Insulin-like growth factor-II/mannose-6-phosphate receptor: widespread distribution in neurons of the central nervous system including those expressing cholinergic phenotype.

Abstract

The insulin-like growth factor-II/mannose-6-phosphate (IGF-II/M6P) receptor is single transmembrane glycoprotein that plays a critical role in the trafficking of lysosomal enzymes and the internalization of circulating IGF-II. At present, there is little information regarding the cellular distribution of the IGF-II/M6P receptor within the adult rat brain. With the use of immunoblotting and immunocytochemical methods, we found that the IGF-II/M6P receptor is widely but selectively expressed in all major brain areas, including the olfactory bulb, striatum, cortex, hippocampus, thalamus, hypothalamus, cerebellum, brainstem, and spinal cord. Intense IGF-II/M6P receptor immunoreactivity was apparent on neuronal cell bodies within the striatum, deeper layers (layers IV and V) of the cortex, pyramidal and granule cell layers of the hippocampal formation, selected thalamic nuclei, Purkinje cells of the cerebellum, pontine nucleus and motoneurons of the brainstem as well as in the spinal cord. Moderate neuronal labeling was evident in the olfactory bulb, basal forebrain areas, hypothalamus, superior colliculus, midbrain areas, granule cells of the cerebellum and in the intermediate regions of the spinal gray matter.

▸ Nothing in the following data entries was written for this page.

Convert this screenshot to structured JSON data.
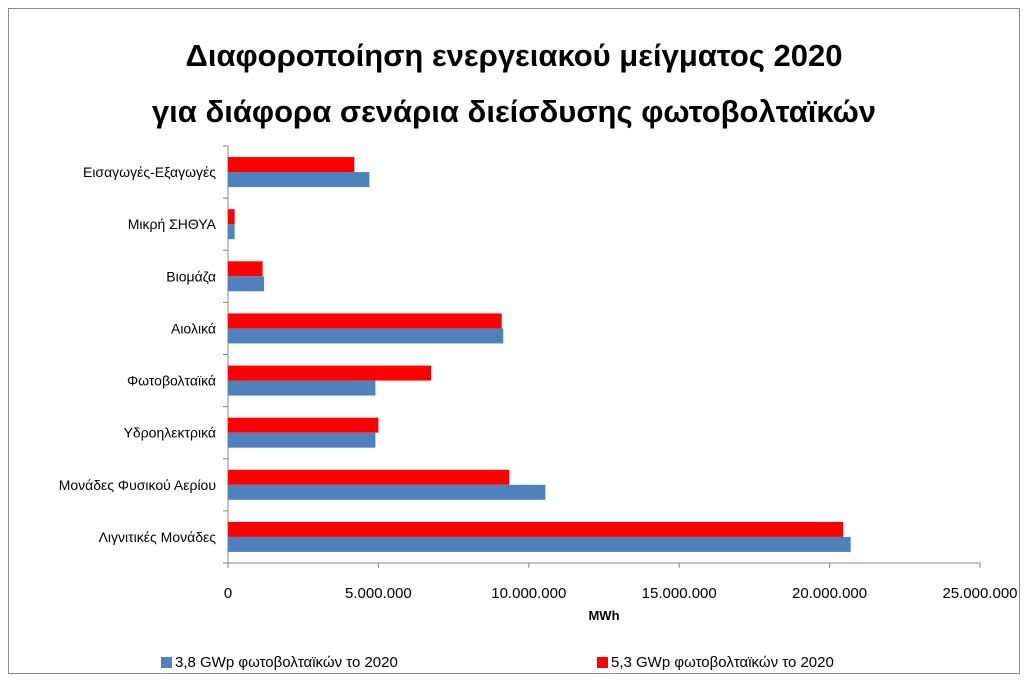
{
  "chart_data": {
    "type": "bar",
    "orientation": "horizontal",
    "title_lines": [
      "Διαφοροποίηση ενεργειακού μείγματος 2020",
      "για διάφορα σενάρια διείσδυσης φωτοβολταϊκών"
    ],
    "xlabel": "MWh",
    "ylabel": "",
    "xlim": [
      0,
      25000000
    ],
    "xticks": [
      0,
      5000000,
      10000000,
      15000000,
      20000000,
      25000000
    ],
    "xtick_labels": [
      "0",
      "5.000.000",
      "10.000.000",
      "15.000.000",
      "20.000.000",
      "25.000.000"
    ],
    "categories": [
      "Λιγνιτικές Μονάδες",
      "Μονάδες Φυσικού Αερίου",
      "Υδροηλεκτρικά",
      "Φωτοβολταϊκά",
      "Αιολικά",
      "Βιομάζα",
      "Μικρή ΣΗΘΥΑ",
      "Εισαγωγές-Εξαγωγές"
    ],
    "series": [
      {
        "name": "3,8 GWp φωτοβολταϊκών το 2020",
        "color": "#4f81bd",
        "values": [
          20700000,
          10550000,
          4900000,
          4900000,
          9150000,
          1200000,
          220000,
          4700000
        ]
      },
      {
        "name": "5,3 GWp φωτοβολταϊκών το 2020",
        "color": "#ff0000",
        "values": [
          20450000,
          9350000,
          5000000,
          6750000,
          9100000,
          1150000,
          220000,
          4200000
        ]
      }
    ],
    "grid": false,
    "legend_position": "bottom"
  }
}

We also observed dense neuropil labeling in many regions, suggesting that this receptor is localized in dendrites and/or axon terminals. Double-labeling studies further indicated that a subset of IGF-II/M6P receptor colocalizes with cholinergic cell bodies and fibers in the septum, striatum, diagonal band complex, nucleus basalis, cortex, hippocampus, and motoneurons of the brainstem and spinal cord. The observed widespread distribution and colocalization of IGF-II/M6P receptor in the adult rat brain provide an anatomic basis to suggest a multifunctional role for the receptor in a wide-spectrum of central nervous system neurons, including those expressing a cholinergic phenotype.